Now that we’ve entered the ‘new normal,’ companies have re-evaluated who and how they’re hiring.
If you’re curious about the future of the commercial real estate industry, look to the West Coast. The primary and secondary real estate markets have been experiencing a surge of activity, including an active hiring market.
Building on last year’s success, RETS Associates has experienced a 160 percent increase in recruitment activity since the beginning of 2012. A number of private investment firms, REITs and advisors have been extremely active and made significant hires in the past six months. There is a level of optimism in the industry as companies grow and look to build and strengthen their teams, including their acquisition departments.
During the economic downturn, there was a significant drop-off in investment activity. As a result, a wealth of opportunities has existed in the commercial real estate marketplace during the past 18 months. Many of the buyers who took early advantage of these market conditions are already being rewarded. As the level of optimism has begun to increase, firms have become excited about the prospect of getting back to making new deals. But with that optimism comes an understandable sense of caution. They are looking for factual reassurance before making big investments again—for proof, in other words, that the industry is financially viable and that their investments will yield returns.

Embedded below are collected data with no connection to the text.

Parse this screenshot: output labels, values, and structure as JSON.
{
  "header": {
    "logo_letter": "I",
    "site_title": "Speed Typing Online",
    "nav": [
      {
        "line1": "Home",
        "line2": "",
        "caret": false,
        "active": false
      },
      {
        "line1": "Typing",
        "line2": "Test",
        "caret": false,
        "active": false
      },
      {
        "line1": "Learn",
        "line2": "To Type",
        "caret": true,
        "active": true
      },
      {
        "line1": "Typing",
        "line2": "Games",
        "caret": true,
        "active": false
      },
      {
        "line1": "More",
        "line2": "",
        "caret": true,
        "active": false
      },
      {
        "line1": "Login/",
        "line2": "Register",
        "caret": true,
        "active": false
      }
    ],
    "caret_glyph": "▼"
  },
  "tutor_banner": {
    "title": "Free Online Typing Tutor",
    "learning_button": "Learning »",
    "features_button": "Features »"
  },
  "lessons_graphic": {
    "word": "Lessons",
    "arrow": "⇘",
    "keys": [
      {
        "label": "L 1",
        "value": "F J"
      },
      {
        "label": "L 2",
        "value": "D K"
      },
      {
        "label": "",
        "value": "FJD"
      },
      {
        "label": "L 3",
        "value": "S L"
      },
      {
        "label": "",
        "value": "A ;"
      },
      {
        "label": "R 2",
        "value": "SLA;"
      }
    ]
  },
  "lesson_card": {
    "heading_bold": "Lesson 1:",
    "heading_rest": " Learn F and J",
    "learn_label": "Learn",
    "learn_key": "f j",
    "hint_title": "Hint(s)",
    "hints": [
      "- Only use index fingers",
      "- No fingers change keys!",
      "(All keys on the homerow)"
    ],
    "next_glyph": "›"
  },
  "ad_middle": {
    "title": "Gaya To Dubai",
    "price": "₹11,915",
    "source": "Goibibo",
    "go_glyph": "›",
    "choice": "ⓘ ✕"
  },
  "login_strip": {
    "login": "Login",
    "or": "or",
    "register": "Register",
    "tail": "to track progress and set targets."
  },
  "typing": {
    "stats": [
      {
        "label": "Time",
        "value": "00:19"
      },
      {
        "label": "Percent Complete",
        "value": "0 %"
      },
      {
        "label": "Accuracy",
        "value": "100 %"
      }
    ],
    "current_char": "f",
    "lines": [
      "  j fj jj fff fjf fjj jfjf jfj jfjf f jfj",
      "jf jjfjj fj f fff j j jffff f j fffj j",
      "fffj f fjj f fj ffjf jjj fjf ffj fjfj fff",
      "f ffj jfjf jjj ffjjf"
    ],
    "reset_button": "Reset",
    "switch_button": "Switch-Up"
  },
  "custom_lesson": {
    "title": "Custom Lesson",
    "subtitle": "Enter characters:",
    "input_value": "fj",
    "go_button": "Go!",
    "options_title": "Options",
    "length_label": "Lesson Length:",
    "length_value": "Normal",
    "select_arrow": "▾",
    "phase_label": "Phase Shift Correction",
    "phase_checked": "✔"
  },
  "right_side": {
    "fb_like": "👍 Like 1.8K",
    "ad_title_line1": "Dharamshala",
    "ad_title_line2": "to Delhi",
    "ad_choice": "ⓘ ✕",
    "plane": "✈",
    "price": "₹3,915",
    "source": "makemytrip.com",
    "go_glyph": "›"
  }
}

In preparation for investing capital and making deals, companies are selectively building their acquisition departments. Many companies had downsized their acquisition departments during the downturn, resulting in a variety of positions being cut, including many senior vice president and vice president roles. One of RETS Associates’ clients, for example, had cut their senior acquisitions leader. This created a significant weakness in the company that became apparent when a direct competitor hired an industry leader in the acquisitions field.